SZ 27. Oktober 2018 Italien riskiert den großen Knall
https://www.sueddeutsche.de/wirtschaft/ ... -1.4186641
Die Risikoprämie hat sich seit März von 1,2 auf 3,2 Prozentpunkte fast verdreifacht. Viele Beobachter betrachten die Vier-Prozent-Marke als absolut gefährlich. Ein gefürchteter Verstärker der Abwärtsspirale sind die Bewertungen der vier Ratingagenturen, die die Kreditwürdigkeit benoten. Italiens Staatsanleihen sind nah am Ramschniveau. Es reichen drei weitere Herabstufungen der Bonitätswächter, um Finanzinstitution zu zwingen, die Staatspapiere abzustoßen. Ad-hoc könnten so mehr als 100 Milliarden Dollar den Markt überschwemmen - ein Tsunami.
Als Lehre aus der Schuldenkrise Anfang des Jahrzehnts legte sich die Euro-Zone 2012 einen Rettungsschirm zu. Es wurde der Euro-Rettungsfonds ESM mit einer Darlehenskapazität von 500 Milliarden Euro eingerichtet, um die Zahlungsfähigkeit von überschuldeten Mitgliedstaaten zu sichern. Daneben legte sich die EZB das Programm Outright Monetary Transactions (OMT) zu, mit dem unbegrenzt Staatsanleihen gekauft werden können. Draghi zerstörte am Donnerstag die Illusion der Regierenden in Rom, er könne seinen Landsleuten zur Seite springen. Genau das verlangt Italien hartnäckig von ihm. Mit Nachdruck wies der EZB-Chef darauf hin, dass dem Land als einzige Hilfsmöglichkeit das OMT zur Verfügung steht. Für seine Aktivierung müsste die Regierung einen Rettungsantrag beim ESM stellen und sich im Gegenzug zu Reformen und Sanierungsmaßnahmen verpflichten. Sie würde den Verlust ihrer Souveränität in der Haushaltspolitik unterschreiben.

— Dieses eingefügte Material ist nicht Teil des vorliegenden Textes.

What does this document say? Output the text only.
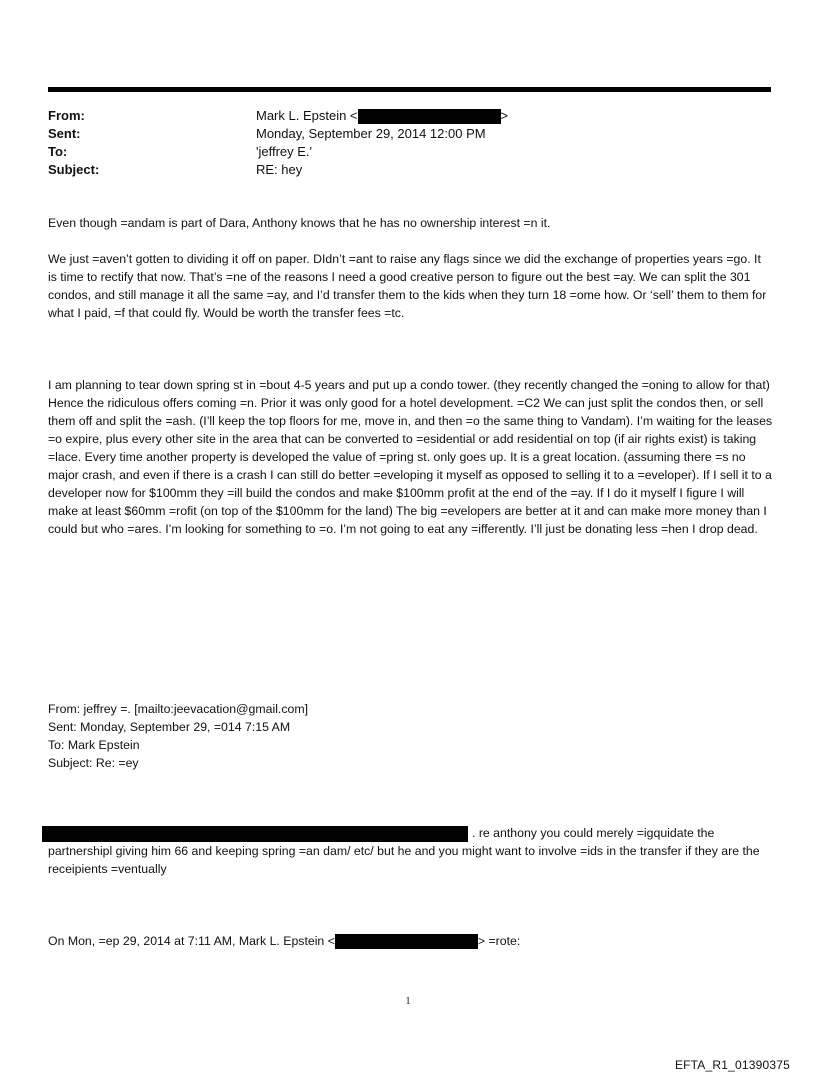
From:	Mark L. Epstein <	>
Sent:	Monday, September 29, 2014 12:00 PM
To:	'jeffrey E.'
Subject:	RE: hey

Even though =andam is part of Dara, Anthony knows that he has no ownership interest =n it.

We just =aven’t gotten to dividing it off on paper. DIdn’t =ant to raise any flags since we did the exchange of properties years =go. It is time to rectify that now. That’s =ne of the reasons I need a good creative person to figure out the best =ay. We can split the 301 condos, and still manage it all the same =ay, and I’d transfer them to the kids when they turn 18 =ome how. Or ‘sell’ them to them for what I paid, =f that could fly. Would be worth the transfer fees =tc.

I am planning to tear down spring st in =bout 4-5 years and put up a condo tower. (they recently changed the =oning to allow for that) Hence the ridiculous offers coming =n. Prior it was only good for a hotel development. =C2 We can just split the condos then, or sell them off and split the =ash. (I’ll keep the top floors for me, move in, and then =o the same thing to Vandam). I’m waiting for the leases =o expire, plus every other site in the area that can be converted to =esidential or add residential on top (if air rights exist) is taking =lace. Every time another property is developed the value of =pring st. only goes up. It is a great location. (assuming there =s no major crash, and even if there is a crash I can still do better =eveloping it myself as opposed to selling it to a =eveloper). If I sell it to a developer now for $100mm they =ill build the condos and make $100mm profit at the end of the =ay. If I do it myself I figure I will make at least $60mm =rofit (on top of the $100mm for the land) The big =evelopers are better at it and can make more money than I could but who =ares. I’m looking for something to =o. I’m not going to eat any =ifferently. I’ll just be donating less =hen I drop dead.

From: jeffrey =. [mailto:jeevacation@gmail.com]
Sent: Monday, September 29, =014 7:15 AM
To: Mark Epstein
Subject: Re: =ey
. re anthony you could merely =igquidate the partnershipl giving him 66 and keeping spring =an dam/ etc/ but he and you might want to involve =ids in the transfer if they are the receipients =ventually
On Mon, =ep 29, 2014 at 7:11 AM, Mark L. Epstein <	> =rote:
1
EFTA_R1_01390375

"Am Finanzmarkt hat man verstanden, dass die aktuellen Turbulenzen nicht mit der Lage im Krisenjahr 2011 vergleichbar sind. Die neue Architektur der Stabilisierungsmechanismen eliminiert die Ansteckungsgefahr für andere Euro-Länder wie Spanien und Portugal, die bisher nicht mit Zinssteigerungen zu kämpfen haben. Für Griechenland senkte sich die Zinsdifferenz zu Italien sogar um einen Prozentpunkt. "Die Annahme, dass Italien zu groß ist, um nicht gerettet zu werden, ist damit anscheinend widerlegt", sagt Bini Smaghi."
Die italienische Regierung wird sich so teuer wie möglich verkaufen. Beide Seiten werden sich bewegen müssen, da ein Rettungspaket gigantische Ausmaße haben könnte.
siehe auch:
https://www.welt.de/finanzen/article166 ... -Zone.html
"Noch sind 93 Prozent der Papiere nach heimischem Recht ausgegeben. „Das ermöglicht es den Italienern, die Papiere im Zweifelsfall auch in Lira zurückzuzahlen, sollte es zu einem Austritt kommen”, betonte Brigitte Granville, Professorin der Queen-Mary-Universität in London. "
Zuletzt geändert von Wähler am So 28. Okt 2018, 10:30, insgesamt 3-mal geändert.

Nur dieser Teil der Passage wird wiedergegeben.